Anger bubbled. Not the hateful anger I held for Kalin or the scornful contempt I held for those entitled brats from The Branches, but anger nonetheless. After Diloni…
I walked over to the bed and removed oversized boots from tired feet. I remembered his kindness then. Remembered his tolerance for my stubbornness. Remembered why he was late that very morning and how he had always treated me like an equal. That he called me friend. I found it hard to stay angry after that.
I lay on his bed, the bread and fruit and watered wine I’d found in the pantry comforting me like an inside-out embrace. It settled in my stomach and soothed my body, seducing me with promises of peaceful sleep. I closed my eyes. Just to rest them. Just for a…
Her smile. It haunts. I expect to see it. I don’t want to see it, but I expect to. I turn, and as I knew she would be, she is. Panic hits me. I tremble. Sweat cascades down my back and forehead. I drop to my knees, my thoughts too mired by injury to maintain the effort of standing. Lustrous teeth pull at me, demanding attention. Commanding it.
Her smile. It haunts. So I look down. She will take no more. I see her smile again, but it's different. The same, but different. This one frees me, untangling fear from my limbs.
I look up. It haunts. But her smile feeds me now, the panic becoming anger. Cold, deep anger. I look down again and my anger scurries away.
“Forgive her?” She asks in a language that I know but don’t recognize.
“No,” I reply in that same language. It is hard to refuse her and so it comes out angry. I love this woman, but she is weak. She’s not worthy of being listened to. She is not all of who I love, just most, just the better most, yet she is worth more than being listened to. She’s worth it all.
I shake my head. I must do this. She cannot divert me from this. Not this. She’s as good as dead. I love this woman, but she is already dead.

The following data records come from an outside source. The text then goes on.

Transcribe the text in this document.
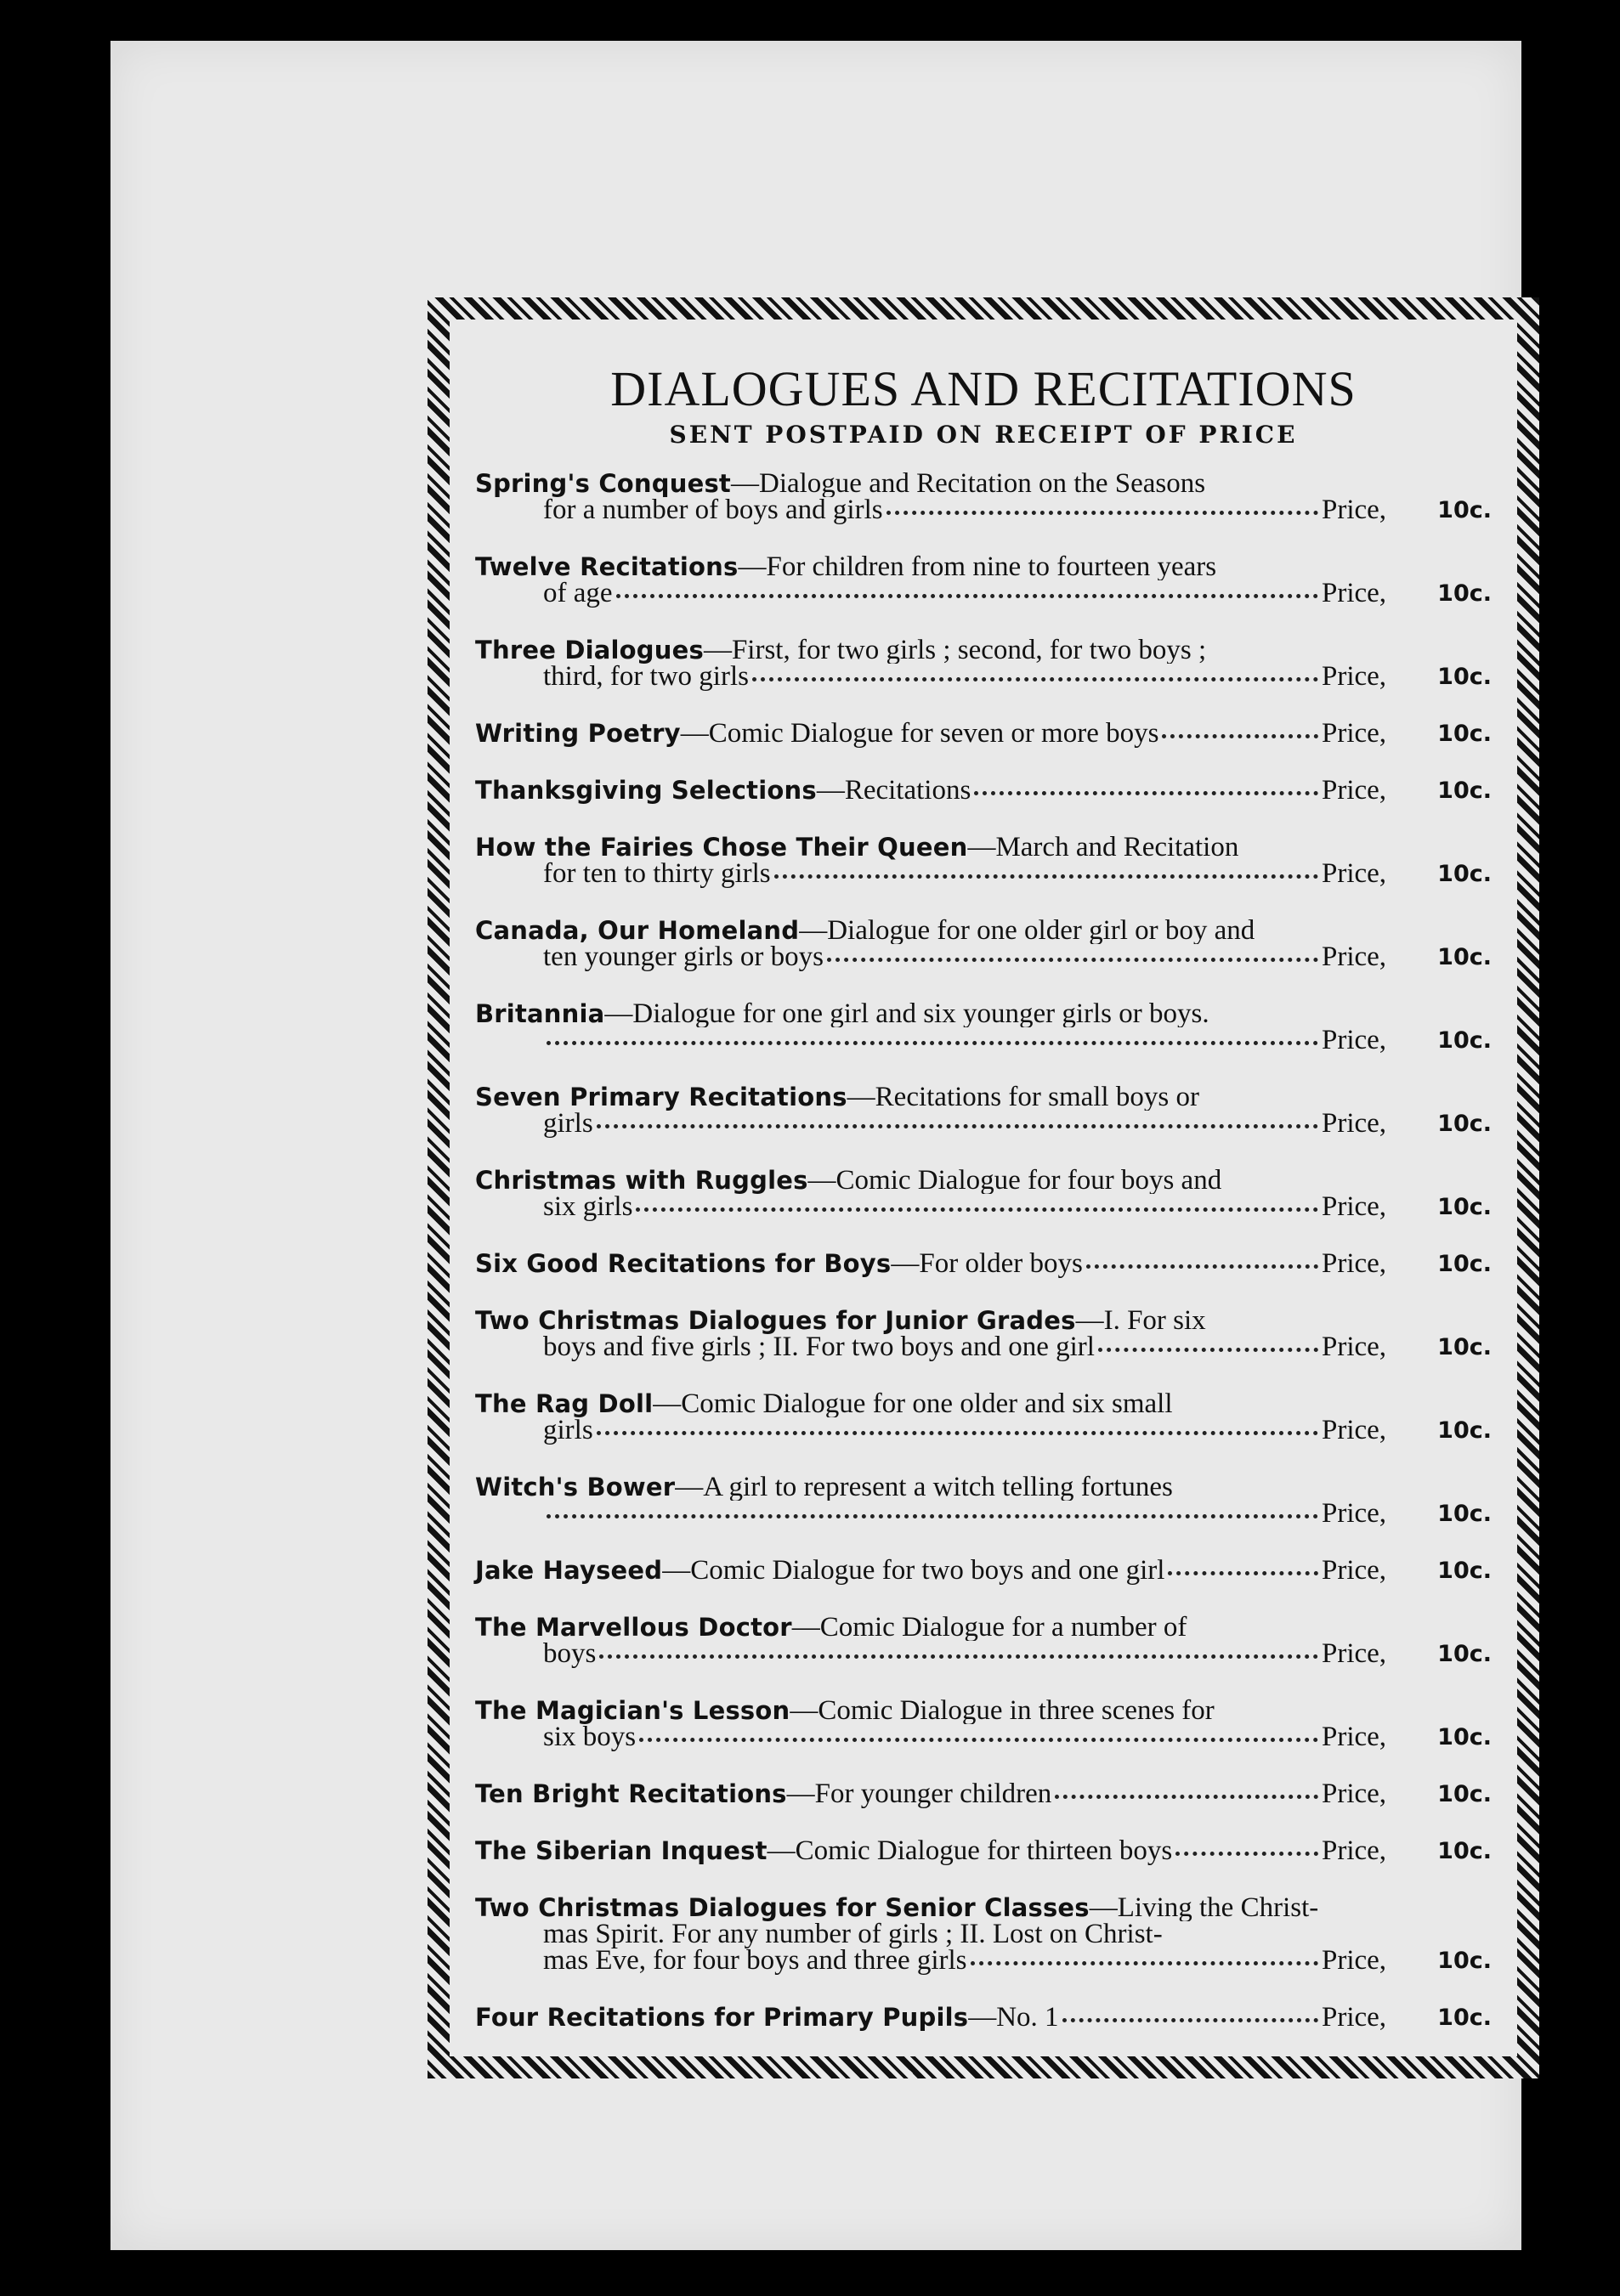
DIALOGUES AND RECITATIONS
SENT POSTPAID ON RECEIPT OF PRICE
Spring's Conquest—Dialogue and Recitation on the Seasons
for a number of boys and girls	Price, 10c.
Twelve Recitations—For children from nine to fourteen years
of age	Price, 10c.
Three Dialogues—First, for two girls ; second, for two boys ;
third, for two girls	Price, 10c.
Writing Poetry—Comic Dialogue for seven or more boys	Price, 10c.
Thanksgiving Selections—Recitations	Price, 10c.
How the Fairies Chose Their Queen—March and Recitation
for ten to thirty girls	Price, 10c.
Canada, Our Homeland—Dialogue for one older girl or boy and
ten younger girls or boys	Price, 10c.
Britannia—Dialogue for one girl and six younger girls or boys.
Price, 10c.
Seven Primary Recitations—Recitations for small boys or
girls	Price, 10c.
Christmas with Ruggles—Comic Dialogue for four boys and
six girls	Price, 10c.
Six Good Recitations for Boys—For older boys	Price, 10c.
Two Christmas Dialogues for Junior Grades—I. For six
boys and five girls ; II. For two boys and one girl	Price, 10c.
The Rag Doll—Comic Dialogue for one older and six small
girls	Price, 10c.
Witch's Bower—A girl to represent a witch telling fortunes
Price, 10c.
Jake Hayseed—Comic Dialogue for two boys and one girl	Price, 10c.
The Marvellous Doctor—Comic Dialogue for a number of
boys	Price, 10c.
The Magician's Lesson—Comic Dialogue in three scenes for
six boys	Price, 10c.
Ten Bright Recitations—For younger children	Price, 10c.
The Siberian Inquest—Comic Dialogue for thirteen boys	Price, 10c.
Two Christmas Dialogues for Senior Classes—Living the Christ-
mas Spirit. For any number of girls ; II. Lost on Christ-
mas Eve, for four boys and three girls	Price, 10c.
Four Recitations for Primary Pupils—No. 1	Price, 10c.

I see her first tear, shed at this moment for me. I cannot afford to listen, however loudly it rolls down her cheek. So I look up and find my anger.
Her smile. It haunts. But now I welcome it. Need it. To see it change. To watch it feel pain and to be the one to bring it about. She must die.
I look down for the last time. Her eyes are dead, but her smile is still bright. I know she’s no longer here, but her request is. It lays in that very smile, etched onto her face, confident I would follow wherever she led, wherever goodness was sure to rest. I study her face. It feels like it'll be the last time I see it. I promise myself that I will not forget her, whatever came next.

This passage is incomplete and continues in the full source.